What's actually working
After 53 countries and 375+ stories, here's what I've seen working consistently:
- Community-led solutions. The projects that survive leadership changes, funding gaps, and political shifts are the ones owned by the community, not by outside organizations.
- Economic integration. Conservation that improves livelihoods sustains itself. Conservation that costs livelihoods doesn't.
- Youth involvement. Communities that involve young people in monitoring and education build long-term commitment that adult-only programs can't match.
- Women's leadership. Projects with women in leadership positions show higher community adoption and longer-term sustainability in our documentation.
- Story-driven advocacy. The projects that secured policy support and funding all had one thing in common: someone told their story well enough for decision-makers to understand it.
How to support ocean conservation
If you want to help, here's what I'd suggest based on what I've seen:
- Support community-led organizations. Look for programs where the community drives the work, not where an outside organization runs everything.
- Ask about outcomes, not activities. "We held 50 beach cleanups" tells you nothing. "Fish populations in our protected area increased 40% over three years" tells you everything.
- Fund unrestricted. The most effective conservation organizations need flexible funding, not grants tied to specific activities that may not match ground reality.
- Visit if you can. Responsible ocean tourism, when done right, directly funds conservation through fees, employment, and awareness. Go to the places. Meet the people.
- Tell the stories. Share what you see. The biggest barrier to ocean conservation funding isn't lack of money. It's lack of awareness that these programs exist and work.
If you want to learn more about our work documenting ocean conservation, visit Edges of Earth. If you want to book me for a talk on ocean conservation and expedition storytelling, or discuss how your organization can support frontline conservation, get in touch.
Frequently Asked Questions
What does ocean conservation look like on the frontlines?
A fisherman building coral nursery tables from salvaged materials. A women's collective planting 40,000 mangrove seedlings. A 10-year-old submitting reef data to marine surveys. It's smaller, more personal, and more community-driven than most people imagine.
What ocean conservation methods are actually working?
Community-led marine protected areas, coral restoration by local fishermen, mangrove replanting for fish nursery habitat, and youth ocean education. The common thread: solutions designed and run by the communities who depend on the ocean.
How can I support ocean conservation?
Support community-led organizations. Ask about outcomes, not activities. Fund unrestricted. Visit responsibly if you can. And tell the stories of what you see.
Why is storytelling important for ocean conservation?

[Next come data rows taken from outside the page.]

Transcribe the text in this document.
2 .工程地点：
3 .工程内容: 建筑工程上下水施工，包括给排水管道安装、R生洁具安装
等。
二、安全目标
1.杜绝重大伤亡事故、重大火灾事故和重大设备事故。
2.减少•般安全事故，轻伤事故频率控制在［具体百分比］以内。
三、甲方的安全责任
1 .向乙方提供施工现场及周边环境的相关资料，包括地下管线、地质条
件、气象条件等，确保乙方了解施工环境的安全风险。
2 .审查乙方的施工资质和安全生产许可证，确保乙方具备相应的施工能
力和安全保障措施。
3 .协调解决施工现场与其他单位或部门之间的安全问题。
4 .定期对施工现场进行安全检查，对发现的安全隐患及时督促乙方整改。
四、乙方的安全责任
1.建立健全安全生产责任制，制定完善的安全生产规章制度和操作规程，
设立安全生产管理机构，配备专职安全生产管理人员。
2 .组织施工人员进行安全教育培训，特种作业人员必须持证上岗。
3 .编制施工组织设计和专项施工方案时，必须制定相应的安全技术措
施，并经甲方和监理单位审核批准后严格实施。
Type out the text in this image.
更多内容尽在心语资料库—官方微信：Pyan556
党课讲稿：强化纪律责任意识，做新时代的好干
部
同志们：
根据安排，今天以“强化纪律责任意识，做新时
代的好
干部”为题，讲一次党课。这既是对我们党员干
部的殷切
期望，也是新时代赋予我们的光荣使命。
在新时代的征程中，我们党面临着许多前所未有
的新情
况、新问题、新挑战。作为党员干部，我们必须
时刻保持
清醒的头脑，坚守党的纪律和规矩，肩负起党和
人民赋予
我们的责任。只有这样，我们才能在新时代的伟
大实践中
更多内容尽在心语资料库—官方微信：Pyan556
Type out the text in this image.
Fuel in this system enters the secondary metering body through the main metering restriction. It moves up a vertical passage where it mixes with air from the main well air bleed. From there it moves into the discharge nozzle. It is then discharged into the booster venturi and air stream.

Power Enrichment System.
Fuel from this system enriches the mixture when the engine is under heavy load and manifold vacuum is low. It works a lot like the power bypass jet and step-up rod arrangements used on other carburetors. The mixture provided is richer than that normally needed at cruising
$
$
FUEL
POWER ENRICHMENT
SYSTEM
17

Data about ocean health doesn't change behavior. Stories about the people protecting the ocean do. A named fisherman protecting a specific reef moves people to action more than a chart about global reef decline.
What is Edges of Earth?
An expedition and storytelling organization I co-founded with Adam Moore. Since 2022, we've documented 375+ frontline conservation stories across 53 countries, with a documentary premiering at COP30 and partnerships with 250+ field experts.